One of the huge pleasures of these series lies in the fact that, save for McMullan and Manville, the cast each play two roles, one in the real world and the other in Conway’s story. In this sense, it’s like watching high-class theatre; I love Daniel Mays especially as Locke/Chubb, both policemen, but very different from each other, one gentle and bumbling, the other stupidly pugnacious. Horovitz’s actors must, I think, relish his munificence when it comes to plot, the whole thing a lavish (but knowing) buffet – a heaving smorgasbord! – of detective-story Englishness. In Moonflower Murders, the killings occur in a pair of country-house hotels. We have old-fashioned movie stars (Rosalie Craig is Melissa James, a favourite of Alfred Hitchcock, and Cecily’s mean older sister, Lisa) and disinherited aristos, possibly-not-very faithful retainers and crooked financial advisers. Gatiss plays a desperate German film producer and a foul-tempered advertising executive, a pair of performances that may take you, gloriously, back to the days of The League of Gentlemen.
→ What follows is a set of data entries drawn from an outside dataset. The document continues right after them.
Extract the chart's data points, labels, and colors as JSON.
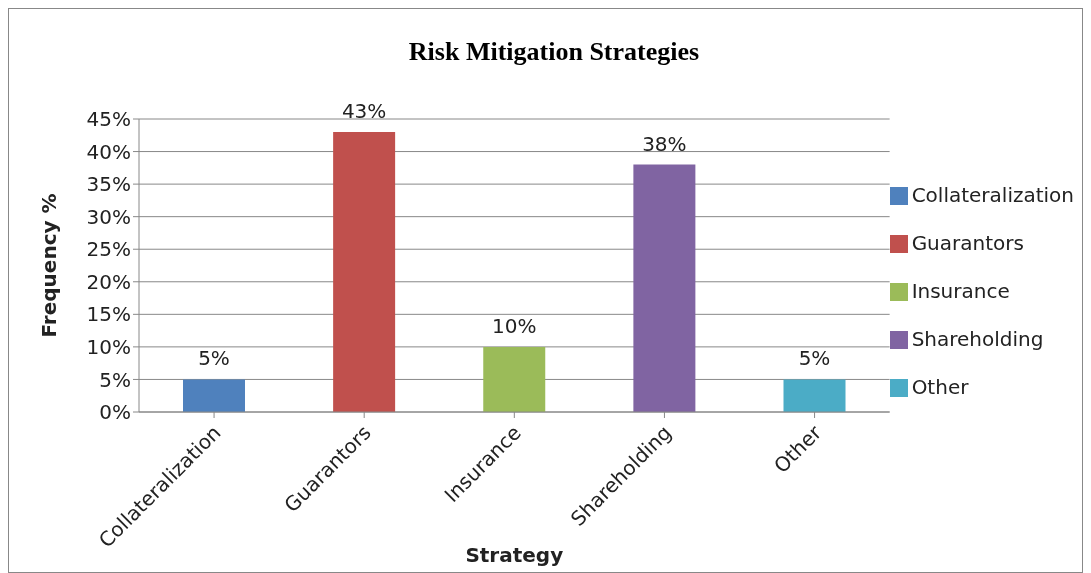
{
  "chart_data": {
    "type": "bar",
    "title": "Risk Mitigation Strategies",
    "xlabel": "Strategy",
    "ylabel": "Frequency %",
    "categories": [
      "Collateralization",
      "Guarantors",
      "Insurance",
      "Shareholding",
      "Other"
    ],
    "stacked": true,
    "series": [
      {
        "name": "Collateralization",
        "color": "#4f81bd",
        "values": [
          5,
          null,
          null,
          null,
          null
        ],
        "value_labels": [
          "5%",
          null,
          null,
          null,
          null
        ]
      },
      {
        "name": "Guarantors",
        "color": "#c0504d",
        "values": [
          null,
          43,
          null,
          null,
          null
        ],
        "value_labels": [
          null,
          "43%",
          null,
          null,
          null
        ]
      },
      {
        "name": "Insurance",
        "color": "#9bbb59",
        "values": [
          null,
          null,
          10,
          null,
          null
        ],
        "value_labels": [
          null,
          null,
          "10%",
          null,
          null
        ]
      },
      {
        "name": "Shareholding",
        "color": "#8064a2",
        "values": [
          null,
          null,
          null,
          38,
          null
        ],
        "value_labels": [
          null,
          null,
          null,
          "38%",
          null
        ]
      },
      {
        "name": "Other",
        "color": "#4bacc6",
        "values": [
          null,
          null,
          null,
          null,
          5
        ],
        "value_labels": [
          null,
          null,
          null,
          null,
          "5%"
        ]
      }
    ],
    "ylim": [
      0,
      45
    ],
    "yticks": [
      {
        "value": 0,
        "label": "0%"
      },
      {
        "value": 5,
        "label": "5%"
      },
      {
        "value": 10,
        "label": "10%"
      },
      {
        "value": 15,
        "label": "15%"
      },
      {
        "value": 20,
        "label": "20%"
      },
      {
        "value": 25,
        "label": "25%"
      },
      {
        "value": 30,
        "label": "30%"
      },
      {
        "value": 35,
        "label": "35%"
      },
      {
        "value": 40,
        "label": "40%"
      },
      {
        "value": 45,
        "label": "45%"
      }
    ],
    "grid": "y",
    "legend": "right"
  }
}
I reserve my true affection, however, for Ryeland, as played by Manville. How brilliant to see an older-woman character like this on TV: not only clever, ambitious and professional, but also at entirely at ease with herself. She has no children, and her relationship with Andreas is, at best, semi-detached, but no fuss is made about either of these things. Buzzing all over in her very non-green car, she’s someone I both recognise and aspire to be like. The part isn’t, I would say, particularly demanding for an actor with Manville’s talents, but she goes at it with a certain gusto. Yes, I’m sure she’s enjoying herself, but I choose to believe, too, that she understands that this role is, in its own way, a little bit important. In her character’s espadrilles and leather jacket is low-key televisual equality: a recognition that in the 21st century, 60 really is no age at all.